Por uma série de razões, o câncer de pulmão não tem sido amplamente estudada no mouse. Uma razão para isto é que o acesso ao pulmão é muito difícil in vivo, e a análise quantitativa de pulmão fixo não é normalmente feito. Os métodos descritos neste artigo são projetados para remediar esta situação. Os objetivos aqui são para descrever métodos simples que vai ajudar muito na configuração e análise dos pulmões do rato com câncer de pulmão ou outras patologias. Embora nenhuma dessas abordagens são inteiramente novas, que não tenham sido apresentadas em conjunto como métodos autônomos na forma simplificada, tal como descrito aqui.
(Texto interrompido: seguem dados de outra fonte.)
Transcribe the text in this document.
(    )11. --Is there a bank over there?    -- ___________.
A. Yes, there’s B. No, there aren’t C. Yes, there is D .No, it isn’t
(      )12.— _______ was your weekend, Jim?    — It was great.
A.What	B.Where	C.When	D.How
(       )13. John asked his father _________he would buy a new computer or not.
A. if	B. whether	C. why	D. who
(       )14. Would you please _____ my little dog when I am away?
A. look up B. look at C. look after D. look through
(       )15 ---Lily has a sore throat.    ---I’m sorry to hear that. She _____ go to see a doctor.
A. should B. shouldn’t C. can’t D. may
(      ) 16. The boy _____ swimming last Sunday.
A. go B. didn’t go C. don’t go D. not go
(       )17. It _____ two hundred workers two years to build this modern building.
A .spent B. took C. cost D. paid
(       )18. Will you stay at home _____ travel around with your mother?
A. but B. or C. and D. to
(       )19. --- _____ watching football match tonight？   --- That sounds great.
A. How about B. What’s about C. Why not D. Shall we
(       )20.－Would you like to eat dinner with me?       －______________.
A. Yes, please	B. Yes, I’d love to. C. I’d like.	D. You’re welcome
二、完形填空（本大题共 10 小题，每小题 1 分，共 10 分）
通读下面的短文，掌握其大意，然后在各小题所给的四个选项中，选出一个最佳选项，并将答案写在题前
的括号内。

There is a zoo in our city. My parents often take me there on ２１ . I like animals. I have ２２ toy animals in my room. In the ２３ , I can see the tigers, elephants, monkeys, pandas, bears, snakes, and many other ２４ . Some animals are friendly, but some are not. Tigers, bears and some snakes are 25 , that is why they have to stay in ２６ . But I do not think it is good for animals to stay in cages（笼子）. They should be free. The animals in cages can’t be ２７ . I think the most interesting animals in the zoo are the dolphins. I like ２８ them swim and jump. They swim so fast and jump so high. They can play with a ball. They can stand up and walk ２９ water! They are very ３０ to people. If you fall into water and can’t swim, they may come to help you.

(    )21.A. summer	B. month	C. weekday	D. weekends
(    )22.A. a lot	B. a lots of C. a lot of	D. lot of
Tem havido um grande número de manuscritos que foram descritos métodos para a intubação do pulmão do rato principalmente com a finalidade de fazer a função pulmonar de repetição ou lavado bronco-alveolar em camundongos individuais em estudos longitudinais. Desde que o papel original, houve vários outros documentos que descrevem abordagens diferentes para mouse intubação 1 -9. Apesar de todos esses métodos podem ser usados com sucesso, eles geralmente exigem formação considerável, e não são muitas vezes sem uma taxa de falha não trivial. Além disso, a fim de efectuar as medições da função pulmonar, a cânula tem de se encaixar na traqueia força suficiente de modo que não há nenhuma fuga de ar. No entanto, um outro uso prático para a entubação é a entrega de agentes específicos (células de cancro ou outros insultos) ou fármacos terapêuticos directamente para o pulmão. Tal procedimento não requer uma cânula apertadas nem qualquer equipamento sofisticado de função pulmonar. A nova característica deste método mostrado aqui envolve um pequeno procedimento cirúrgico que permite que a intubação sem qualquer possibilidade de a cânula entrar no esófago. Esta abordagem simples permite intubação bem sucedida com relativamente pouco treinamento ou experiência. Como muitos como 30 ratinhos / h pode ser tratada usando esta abordagem com uma taxa de falha próximos de zero.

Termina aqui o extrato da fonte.